Dr. Gerstein: It is always difficult to know how any research findings will affect clinical practice guidelines. I personally think that it will have a big effect on how we manage people with diabetes. I am always asked by my patients, “Doctor, if you put me on insulin, isn’t it going to increase my risk of cancer and heart disease?” Until now, I would say, “I don’t believe so.” Now, I can say “No, at least over seven years time.” I think that’s an important piece of information I can tell my patients. I can also tell patients at this point in time that it doesn’t look like there are any new mysterious hidden side effects of basal insulin other than those we know – a little bit of hypoglycemia and weight gain.
Q: Do you think there will be better beta cell preservation with basal insulin? I noticed very few people in the trial were on prandial insulin.
Dr. Gerstein: It’s true that very few patients were on prandial insulin. They achieved better glycemic control on glargine. Whether glargine has long-term effects on beta cell function is not known. We are planning a passive follow-up study right now. It is already being implemented as we speak. It is called ORIGINALE and will look at legacy effects. We will see if anything comes from that.
Q: Three short points. Does the data you present validate use of an A1c of 6.5% for diagnosis? Because, many patients had an A1c lower than 6.5% at baseline and saw a benefit in the trial. Perhaps we are diagnosing too late? Second, do you think that a counterview in terms of beta cell preservation is that subcutaneous liver fat is dissipated over time? The final thing is that I think the data suggests that if we pick up diabetes care early, even in the standard care arm, we can have a significant effect on glycemic control.

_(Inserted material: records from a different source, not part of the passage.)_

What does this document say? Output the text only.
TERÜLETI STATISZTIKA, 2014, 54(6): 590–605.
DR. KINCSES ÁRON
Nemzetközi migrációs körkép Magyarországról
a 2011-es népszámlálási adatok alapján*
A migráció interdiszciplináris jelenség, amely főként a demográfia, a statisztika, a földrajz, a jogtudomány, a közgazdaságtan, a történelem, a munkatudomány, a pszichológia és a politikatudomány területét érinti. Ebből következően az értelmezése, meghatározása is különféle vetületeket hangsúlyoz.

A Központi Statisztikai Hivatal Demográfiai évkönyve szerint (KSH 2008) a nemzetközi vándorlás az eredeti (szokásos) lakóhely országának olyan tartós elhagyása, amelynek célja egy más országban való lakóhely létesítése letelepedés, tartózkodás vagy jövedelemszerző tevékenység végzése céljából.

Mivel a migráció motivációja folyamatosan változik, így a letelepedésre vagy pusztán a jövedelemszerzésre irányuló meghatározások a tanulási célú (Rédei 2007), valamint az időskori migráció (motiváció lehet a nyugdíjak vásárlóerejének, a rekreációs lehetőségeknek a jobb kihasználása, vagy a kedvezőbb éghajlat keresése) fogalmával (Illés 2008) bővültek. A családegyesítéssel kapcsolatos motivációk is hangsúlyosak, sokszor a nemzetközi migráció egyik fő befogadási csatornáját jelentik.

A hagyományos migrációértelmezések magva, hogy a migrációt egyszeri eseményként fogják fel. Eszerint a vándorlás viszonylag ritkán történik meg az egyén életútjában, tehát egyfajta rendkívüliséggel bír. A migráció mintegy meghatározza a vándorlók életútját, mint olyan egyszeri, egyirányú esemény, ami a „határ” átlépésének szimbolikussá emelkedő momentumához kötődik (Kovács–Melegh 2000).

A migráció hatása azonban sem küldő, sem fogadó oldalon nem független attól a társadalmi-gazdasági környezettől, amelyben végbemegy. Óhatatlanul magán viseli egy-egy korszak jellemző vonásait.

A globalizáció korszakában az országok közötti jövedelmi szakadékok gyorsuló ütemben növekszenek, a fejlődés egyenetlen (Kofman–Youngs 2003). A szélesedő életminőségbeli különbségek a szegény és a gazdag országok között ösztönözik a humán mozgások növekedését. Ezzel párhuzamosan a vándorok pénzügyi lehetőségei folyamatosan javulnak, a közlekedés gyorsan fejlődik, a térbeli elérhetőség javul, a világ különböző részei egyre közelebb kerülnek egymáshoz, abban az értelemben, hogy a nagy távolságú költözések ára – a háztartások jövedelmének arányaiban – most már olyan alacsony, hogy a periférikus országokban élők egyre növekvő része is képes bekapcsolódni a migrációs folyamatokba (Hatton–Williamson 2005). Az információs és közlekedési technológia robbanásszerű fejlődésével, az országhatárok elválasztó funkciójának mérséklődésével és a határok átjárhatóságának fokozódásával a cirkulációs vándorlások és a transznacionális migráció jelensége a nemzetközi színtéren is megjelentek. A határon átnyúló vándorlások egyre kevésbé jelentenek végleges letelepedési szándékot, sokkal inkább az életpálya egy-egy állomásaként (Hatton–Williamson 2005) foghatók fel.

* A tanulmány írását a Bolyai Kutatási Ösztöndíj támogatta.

Dr. Riddle: The central issue concerns the relative success of the standard treatment arm. Patients entered with an A1c of 6.5% and exited with an A1c of 6.4% or 6.5%. It is not easy to argue that either standard treatment or insulin treatment should not be used in this population. Many of the patients were on oral therapy already to achieve the baseline level. I think the data supports both forms of treatment. It is arguing that standard treatment can be very effective if systematically used and adjusted. It also suggests that there is no reason to withhold basal insulin for safety concerns.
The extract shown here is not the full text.